You'd be much better off just using 2x-3x-4x-6x all the time, but even that can be greatly improved upon. Using 2-3-4-6-8 (and dropping the 8 when encountering a 4x denom increase) is much smoother. Or just use a spreadsheet that shows the percentage increase from level to level, and try to maintain consistency within a relatively narrow range.

Re the stated rules - 25 to 100 follows the 2,3,4,6 progression, 100 to 500 would follow the 2,3,5,7 progression. Regarding the 500 to 1000 increase, you'd simply use common sense and cut out a couple of the multipliers eg

500 x2: 1000/2000
500 x3: 1500/3000 then move onto the 1000 "bracket"
1000 x2: 2000/4000
1000 x3: 3000/6000
1000 x5: 5000/10000
1000 x7: 7000/14000
5000 x2: 10000/20000
and so on and so on.


I think I first saw this progression on CT, and it's proved useful. I think the original did just use 2,3,4,6, but the jumps were more noticeable. I'll have a play around with your 2-3-4-6-8 suggestion and see where it takes me.

Regardless, I'm really more concerned with the colouring up side of things, so apologies for the lack of detail in the blind structure - on reflection I should have left that out of the equation.

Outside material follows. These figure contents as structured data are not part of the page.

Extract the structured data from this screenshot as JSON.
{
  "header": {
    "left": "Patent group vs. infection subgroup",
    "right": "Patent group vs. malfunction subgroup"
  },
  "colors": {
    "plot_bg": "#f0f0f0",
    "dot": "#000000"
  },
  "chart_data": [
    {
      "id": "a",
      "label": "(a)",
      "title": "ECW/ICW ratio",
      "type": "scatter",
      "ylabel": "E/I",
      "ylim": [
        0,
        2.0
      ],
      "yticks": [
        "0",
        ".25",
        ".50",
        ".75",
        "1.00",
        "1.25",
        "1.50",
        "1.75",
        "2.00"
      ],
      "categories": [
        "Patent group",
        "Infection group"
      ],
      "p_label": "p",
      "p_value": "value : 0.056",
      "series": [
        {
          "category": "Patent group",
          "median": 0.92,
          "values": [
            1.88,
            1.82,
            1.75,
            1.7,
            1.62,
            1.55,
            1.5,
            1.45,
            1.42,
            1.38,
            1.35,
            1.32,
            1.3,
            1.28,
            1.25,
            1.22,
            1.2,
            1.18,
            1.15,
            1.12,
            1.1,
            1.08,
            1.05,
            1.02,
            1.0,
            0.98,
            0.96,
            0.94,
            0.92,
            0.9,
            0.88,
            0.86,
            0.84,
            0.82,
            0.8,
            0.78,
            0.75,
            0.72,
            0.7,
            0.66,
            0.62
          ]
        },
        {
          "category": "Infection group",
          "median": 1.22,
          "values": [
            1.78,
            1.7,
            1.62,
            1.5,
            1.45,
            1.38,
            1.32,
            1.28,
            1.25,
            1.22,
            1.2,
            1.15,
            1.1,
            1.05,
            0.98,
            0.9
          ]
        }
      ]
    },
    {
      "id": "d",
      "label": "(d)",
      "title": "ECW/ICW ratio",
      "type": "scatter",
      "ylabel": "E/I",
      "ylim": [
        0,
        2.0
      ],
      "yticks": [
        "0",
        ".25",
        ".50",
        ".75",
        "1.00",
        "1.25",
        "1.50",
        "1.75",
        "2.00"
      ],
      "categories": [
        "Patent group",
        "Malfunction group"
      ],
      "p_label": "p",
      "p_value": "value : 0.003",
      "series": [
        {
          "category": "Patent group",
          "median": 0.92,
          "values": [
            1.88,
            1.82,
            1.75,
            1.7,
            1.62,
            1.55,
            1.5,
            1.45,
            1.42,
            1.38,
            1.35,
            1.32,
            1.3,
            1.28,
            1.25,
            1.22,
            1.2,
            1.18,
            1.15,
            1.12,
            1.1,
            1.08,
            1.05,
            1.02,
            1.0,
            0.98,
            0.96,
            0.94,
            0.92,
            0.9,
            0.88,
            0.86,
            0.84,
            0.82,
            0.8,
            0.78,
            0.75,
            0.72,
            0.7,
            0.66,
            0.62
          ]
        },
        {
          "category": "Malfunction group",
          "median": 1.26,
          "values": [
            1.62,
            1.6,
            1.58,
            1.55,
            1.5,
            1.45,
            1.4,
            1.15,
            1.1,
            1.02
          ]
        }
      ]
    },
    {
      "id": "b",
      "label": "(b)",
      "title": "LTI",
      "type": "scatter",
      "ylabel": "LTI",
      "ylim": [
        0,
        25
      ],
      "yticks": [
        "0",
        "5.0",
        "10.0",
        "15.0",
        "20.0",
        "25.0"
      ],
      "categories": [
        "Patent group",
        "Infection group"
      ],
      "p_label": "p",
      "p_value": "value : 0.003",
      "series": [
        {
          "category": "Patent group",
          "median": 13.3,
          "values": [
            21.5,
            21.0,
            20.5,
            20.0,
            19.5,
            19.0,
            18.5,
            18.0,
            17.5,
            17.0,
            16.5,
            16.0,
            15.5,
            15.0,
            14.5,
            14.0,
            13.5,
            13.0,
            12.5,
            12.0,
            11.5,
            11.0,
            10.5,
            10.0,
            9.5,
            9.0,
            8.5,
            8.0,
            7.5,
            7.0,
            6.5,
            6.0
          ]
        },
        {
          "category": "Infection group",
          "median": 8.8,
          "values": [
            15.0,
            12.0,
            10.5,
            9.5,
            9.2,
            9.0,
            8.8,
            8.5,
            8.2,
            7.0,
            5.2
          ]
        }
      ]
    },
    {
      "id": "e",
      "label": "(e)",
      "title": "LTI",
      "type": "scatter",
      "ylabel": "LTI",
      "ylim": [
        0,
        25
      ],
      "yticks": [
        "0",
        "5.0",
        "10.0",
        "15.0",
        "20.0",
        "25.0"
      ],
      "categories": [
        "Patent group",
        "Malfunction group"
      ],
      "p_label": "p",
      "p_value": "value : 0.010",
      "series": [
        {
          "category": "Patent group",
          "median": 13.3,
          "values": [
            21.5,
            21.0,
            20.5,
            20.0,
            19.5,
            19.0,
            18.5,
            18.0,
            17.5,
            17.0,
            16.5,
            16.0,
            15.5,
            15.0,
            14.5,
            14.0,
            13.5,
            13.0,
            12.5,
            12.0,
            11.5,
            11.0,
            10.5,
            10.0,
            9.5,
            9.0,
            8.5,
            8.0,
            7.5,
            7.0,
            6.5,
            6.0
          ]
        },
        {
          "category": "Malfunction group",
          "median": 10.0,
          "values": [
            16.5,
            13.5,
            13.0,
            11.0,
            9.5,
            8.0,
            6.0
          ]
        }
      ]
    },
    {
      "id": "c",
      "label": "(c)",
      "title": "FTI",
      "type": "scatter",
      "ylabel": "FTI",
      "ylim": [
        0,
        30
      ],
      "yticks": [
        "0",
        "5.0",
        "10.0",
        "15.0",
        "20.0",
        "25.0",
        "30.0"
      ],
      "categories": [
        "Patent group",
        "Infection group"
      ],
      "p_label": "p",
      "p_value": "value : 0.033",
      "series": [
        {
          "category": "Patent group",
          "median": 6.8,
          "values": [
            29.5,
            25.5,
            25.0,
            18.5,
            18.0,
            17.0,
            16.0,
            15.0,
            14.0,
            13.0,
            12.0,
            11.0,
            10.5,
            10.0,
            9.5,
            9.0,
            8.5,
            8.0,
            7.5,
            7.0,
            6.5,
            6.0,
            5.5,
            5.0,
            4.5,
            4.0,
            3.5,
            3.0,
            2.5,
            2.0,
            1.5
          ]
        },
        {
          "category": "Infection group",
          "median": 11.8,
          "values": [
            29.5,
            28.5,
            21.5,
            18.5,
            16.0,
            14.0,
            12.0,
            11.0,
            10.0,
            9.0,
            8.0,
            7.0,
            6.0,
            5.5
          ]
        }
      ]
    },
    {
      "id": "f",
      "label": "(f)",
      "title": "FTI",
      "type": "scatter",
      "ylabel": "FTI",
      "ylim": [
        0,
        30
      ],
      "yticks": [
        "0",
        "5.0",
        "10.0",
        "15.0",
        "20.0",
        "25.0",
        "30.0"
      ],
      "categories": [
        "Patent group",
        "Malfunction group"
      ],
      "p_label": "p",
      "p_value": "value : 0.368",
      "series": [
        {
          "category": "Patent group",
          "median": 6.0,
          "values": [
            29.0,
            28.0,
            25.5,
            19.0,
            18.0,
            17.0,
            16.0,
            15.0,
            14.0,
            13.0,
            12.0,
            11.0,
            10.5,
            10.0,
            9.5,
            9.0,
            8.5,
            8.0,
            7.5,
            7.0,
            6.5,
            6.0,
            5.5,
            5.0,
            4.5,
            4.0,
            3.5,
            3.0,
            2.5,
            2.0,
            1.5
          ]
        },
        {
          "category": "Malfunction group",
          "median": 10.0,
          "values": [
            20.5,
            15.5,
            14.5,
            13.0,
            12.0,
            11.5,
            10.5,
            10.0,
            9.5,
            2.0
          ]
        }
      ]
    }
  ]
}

To avoid thread derailling I should have just asked "Do you color up when the smallest chip is obsolete, or wait until the break and color up all the obsolete chips (if they're not at the same time). :)
 
If they don't occur at the same time then wait. Guys get cranky as time is wasted doing things other than playing while the round timer marches towards the next blinds increase. Short of a house fire I don't stop the round timer for anything. Guys also get cranky when things are on a roll and the cadence is broken.
 
I run a plethora of blind structures, tailored to the individual chipset. Most are set up so that when a chip becomes obsolete, there's also a break. One structure allows an obsolete chip to remain on the table until break rolls around, at which point I color up.

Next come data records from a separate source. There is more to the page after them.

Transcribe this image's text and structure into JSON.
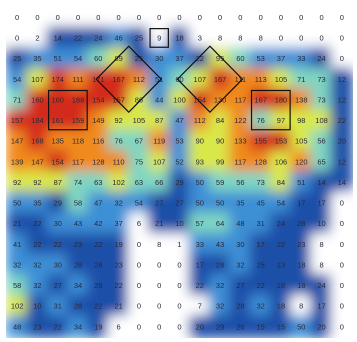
{
  "chart_data": {
    "type": "heatmap",
    "title": "",
    "xlabel": "",
    "ylabel": "",
    "grid": false,
    "legend": "none",
    "rows": 16,
    "cols": 17,
    "colors": {
      "low": "#1f4fa8",
      "mid_low": "#3d8fd6",
      "mid": "#7fd6c2",
      "mid_high": "#d9e84a",
      "high": "#f08a1e",
      "peak": "#d42a1e",
      "empty": "#ffffff"
    },
    "values": [
      [
        0,
        0,
        0,
        0,
        0,
        0,
        0,
        0,
        0,
        0,
        0,
        0,
        0,
        0,
        0,
        0,
        0
      ],
      [
        0,
        2,
        14,
        22,
        24,
        46,
        25,
        9,
        18,
        3,
        8,
        8,
        8,
        0,
        0,
        0,
        0
      ],
      [
        25,
        35,
        51,
        54,
        60,
        89,
        25,
        30,
        37,
        22,
        95,
        60,
        53,
        37,
        33,
        24,
        0
      ],
      [
        54,
        107,
        174,
        111,
        171,
        167,
        112,
        51,
        60,
        107,
        167,
        111,
        113,
        105,
        71,
        73,
        12
      ],
      [
        71,
        160,
        160,
        188,
        154,
        157,
        86,
        44,
        100,
        154,
        130,
        117,
        167,
        180,
        138,
        73,
        12
      ],
      [
        157,
        184,
        161,
        159,
        149,
        92,
        105,
        87,
        47,
        112,
        84,
        122,
        76,
        97,
        98,
        108,
        22
      ],
      [
        147,
        168,
        135,
        118,
        116,
        76,
        67,
        119,
        53,
        90,
        90,
        133,
        155,
        153,
        105,
        56,
        20
      ],
      [
        139,
        147,
        154,
        117,
        128,
        110,
        75,
        107,
        52,
        93,
        99,
        117,
        128,
        106,
        120,
        65,
        12
      ],
      [
        92,
        92,
        87,
        74,
        63,
        102,
        63,
        66,
        29,
        50,
        59,
        56,
        73,
        84,
        51,
        14,
        14
      ],
      [
        50,
        35,
        29,
        58,
        47,
        32,
        54,
        27,
        27,
        50,
        50,
        35,
        45,
        54,
        17,
        17,
        0
      ],
      [
        21,
        22,
        30,
        43,
        42,
        37,
        6,
        21,
        10,
        57,
        64,
        48,
        31,
        24,
        28,
        10,
        0
      ],
      [
        41,
        22,
        22,
        23,
        22,
        19,
        0,
        8,
        1,
        33,
        43,
        30,
        17,
        22,
        23,
        8,
        0
      ],
      [
        32,
        32,
        30,
        28,
        28,
        23,
        0,
        0,
        0,
        17,
        28,
        32,
        25,
        13,
        18,
        8,
        0
      ],
      [
        58,
        32,
        27,
        34,
        29,
        22,
        0,
        0,
        0,
        22,
        32,
        27,
        22,
        18,
        18,
        24,
        0
      ],
      [
        102,
        10,
        31,
        28,
        22,
        21,
        0,
        0,
        0,
        7,
        32,
        28,
        32,
        18,
        8,
        17,
        0
      ],
      [
        48,
        23,
        22,
        34,
        19,
        6,
        0,
        0,
        0,
        20,
        29,
        26,
        15,
        15,
        50,
        20,
        0
      ]
    ],
    "annotations": [
      {
        "shape": "square",
        "row": 1,
        "col": 7,
        "span": 1
      },
      {
        "shape": "diamond",
        "row": 3.5,
        "col": 6
      },
      {
        "shape": "diamond",
        "row": 3.5,
        "col": 10
      },
      {
        "shape": "square",
        "row": 4,
        "col": 2,
        "span": 2
      },
      {
        "shape": "square",
        "row": 4,
        "col": 12,
        "span": 2
      }
    ]
  }
}
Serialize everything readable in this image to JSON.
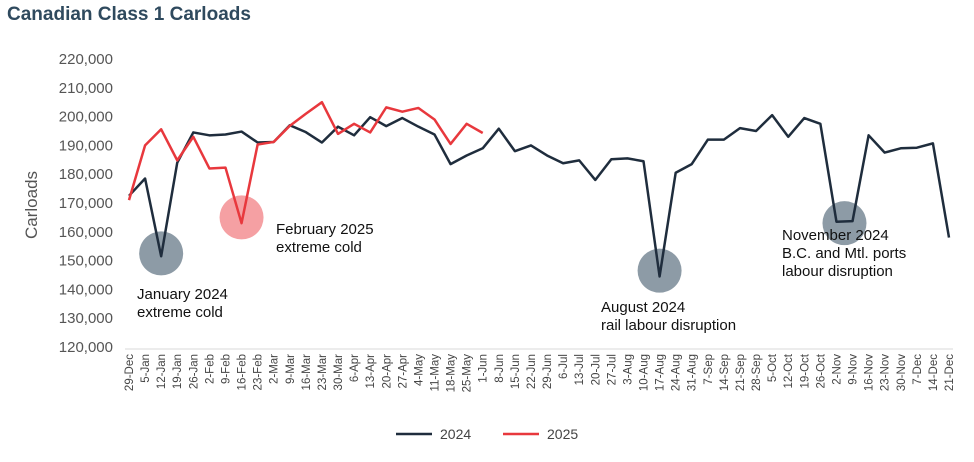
{
  "chart_data": {
    "type": "line",
    "title": "Canadian Class 1 Carloads",
    "ylabel": "Carloads",
    "ylim": [
      120000,
      220000
    ],
    "y_ticks": [
      "120,000",
      "130,000",
      "140,000",
      "150,000",
      "160,000",
      "170,000",
      "180,000",
      "190,000",
      "200,000",
      "210,000",
      "220,000"
    ],
    "x": [
      "29-Dec",
      "5-Jan",
      "12-Jan",
      "19-Jan",
      "26-Jan",
      "2-Feb",
      "9-Feb",
      "16-Feb",
      "23-Feb",
      "2-Mar",
      "9-Mar",
      "16-Mar",
      "23-Mar",
      "30-Mar",
      "6-Apr",
      "13-Apr",
      "20-Apr",
      "27-Apr",
      "4-May",
      "11-May",
      "18-May",
      "25-May",
      "1-Jun",
      "8-Jun",
      "15-Jun",
      "22-Jun",
      "29-Jun",
      "6-Jul",
      "13-Jul",
      "20-Jul",
      "27-Jul",
      "3-Aug",
      "10-Aug",
      "17-Aug",
      "24-Aug",
      "31-Aug",
      "7-Sep",
      "14-Sep",
      "21-Sep",
      "28-Sep",
      "5-Oct",
      "12-Oct",
      "19-Oct",
      "26-Oct",
      "2-Nov",
      "9-Nov",
      "16-Nov",
      "23-Nov",
      "30-Nov",
      "7-Dec",
      "14-Dec",
      "21-Dec"
    ],
    "grid": false,
    "legend_position": "bottom",
    "series": [
      {
        "name": "2024",
        "color": "#1f2d3d",
        "values": [
          172500,
          178500,
          151500,
          184000,
          194500,
          193500,
          193800,
          194800,
          191000,
          191200,
          197000,
          194600,
          191000,
          196500,
          193500,
          199800,
          196700,
          199500,
          196500,
          193800,
          183500,
          186500,
          189000,
          195800,
          188000,
          190000,
          186500,
          183800,
          184800,
          178000,
          185200,
          185500,
          184500,
          144500,
          180500,
          183500,
          192000,
          192000,
          196000,
          195000,
          200500,
          193000,
          199500,
          197500,
          163500,
          163700,
          193500,
          187500,
          189000,
          189200,
          190700,
          158000
        ]
      },
      {
        "name": "2025",
        "color": "#e8383d",
        "values": [
          171000,
          190000,
          195600,
          184800,
          193000,
          182000,
          182300,
          163000,
          190300,
          191200,
          196800,
          201000,
          205000,
          194000,
          197500,
          194500,
          203200,
          201700,
          203000,
          199000,
          190500,
          197500,
          194300,
          null,
          null,
          null,
          null,
          null,
          null,
          null,
          null,
          null,
          null,
          null,
          null,
          null,
          null,
          null,
          null,
          null,
          null,
          null,
          null,
          null,
          null,
          null,
          null,
          null,
          null,
          null,
          null,
          null
        ]
      }
    ],
    "annotations": [
      {
        "lines": [
          "January 2024",
          "extreme cold"
        ],
        "x_index": 2,
        "y": 152500,
        "color": "#8d9ba6"
      },
      {
        "lines": [
          "February 2025",
          "extreme cold"
        ],
        "x_index": 7,
        "y": 165000,
        "color": "#f5a0a3"
      },
      {
        "lines": [
          "August 2024",
          "rail labour disruption"
        ],
        "x_index": 33,
        "y": 146500,
        "color": "#8d9ba6"
      },
      {
        "lines": [
          "November 2024",
          "B.C. and Mtl. ports",
          "labour disruption"
        ],
        "x_index": 44.5,
        "y": 163000,
        "color": "#8d9ba6"
      }
    ]
  }
}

That said, my group is very casual, and we take a break every hour so there's never a long wait for a break or a chance to color up.
 
Does anyone know why the WSOP uses a lot of small denomination chips (in relation to the blinds) instead of using the correct denominations?
 
They should give everyone 10k in T25 chips and never color up. The stacks would be mountainous.

4 racks each to start. More for deeper tournaments.
 
I used to play in a tourney like this. All chips were worth 1 unit regardless of color. As it got shorter, chips were racked for convenience. The players liked this more than using denominations.

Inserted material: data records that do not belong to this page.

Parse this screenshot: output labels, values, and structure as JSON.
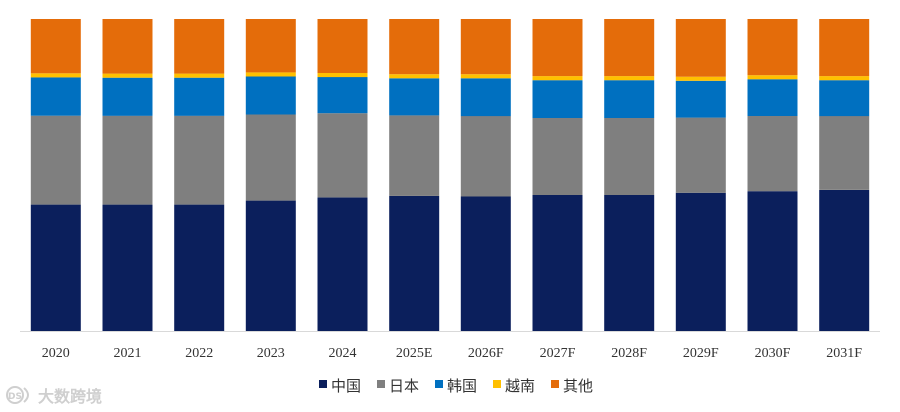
{
  "chart_data": {
    "type": "bar",
    "stacked": true,
    "normalized": true,
    "categories": [
      "2020",
      "2021",
      "2022",
      "2023",
      "2024",
      "2025E",
      "2026F",
      "2027F",
      "2028F",
      "2029F",
      "2030F",
      "2031F"
    ],
    "series": [
      {
        "name": "中国",
        "color": "#0b1f5c",
        "values": [
          40.5,
          40.5,
          40.5,
          41.8,
          42.8,
          43.3,
          43.1,
          43.6,
          43.6,
          44.3,
          44.8,
          45.2
        ]
      },
      {
        "name": "日本",
        "color": "#7f7f7f",
        "values": [
          28.5,
          28.5,
          28.5,
          27.6,
          27.0,
          25.8,
          25.8,
          24.7,
          24.7,
          24.1,
          24.1,
          23.7
        ]
      },
      {
        "name": "韩国",
        "color": "#0070c0",
        "values": [
          12.3,
          12.2,
          12.2,
          12.2,
          11.6,
          11.9,
          12.1,
          12.1,
          12.1,
          11.8,
          11.8,
          11.5
        ]
      },
      {
        "name": "越南",
        "color": "#ffc000",
        "values": [
          1.3,
          1.3,
          1.3,
          1.3,
          1.3,
          1.3,
          1.3,
          1.3,
          1.3,
          1.3,
          1.3,
          1.3
        ]
      },
      {
        "name": "其他",
        "color": "#e46c0a",
        "values": [
          17.4,
          17.5,
          17.5,
          17.1,
          17.3,
          17.7,
          17.7,
          18.3,
          18.3,
          18.5,
          18.0,
          18.3
        ]
      }
    ],
    "ylim": [
      0,
      100
    ],
    "legend_position": "bottom",
    "grid": false
  },
  "watermark": {
    "text": "大数跨境",
    "logo_text": "DS"
  }
}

Later rounds I bet 350. Slide out 3 racks and 2.5 stacks. Racked chips pushed to the center of the table.

It wasn't too bad, since they were dice chips and stacked poorly anyway. Fortunately I helped the group migrate to both cash games and better chips.
 
holy mother of god :eek:..... although using racks was probably tons better than trying to push 350 slippery chips into the pot.
 
We generally color up when the lowest denom is no longer needed, but if that happens one round before a scheduled break, we might wait to do the color up at the break. Our lowest chip is 25. When the blinds are 100-200, for a player to bet 425 is odd, but seemingly legal unless you have a rule requiring bets to be in even multiples of the lowest chip in play.
 
I colour up on the first break after the chip becomes obsolete.


This is pretty much it. When you don't need the chip, get rid of it.

Color ups are easy. Just tell folks at the tables to sell off all their lowest denom to the big stack (except the couple extra they might have). Then you only really have to deal with one person at each table. You can make it even easier by advising that big stack to group the chips into X amounts, for easy counting.
 
Last edited:
+1 for scheduling breaks when chips become obsolete.

Having someone buy chips up makes sense and is how most casinos do it. Generally in my games I just have the racks ready for chip ups and handle it myself during breaks.

There also becomes the question of how to handle extra chips. You can always do a race off. I round up. So if you have 4 x T100s when we color up the 100s I will give you a T500.

Keeping chips on the table after they cease to be useful just slows down play IMO.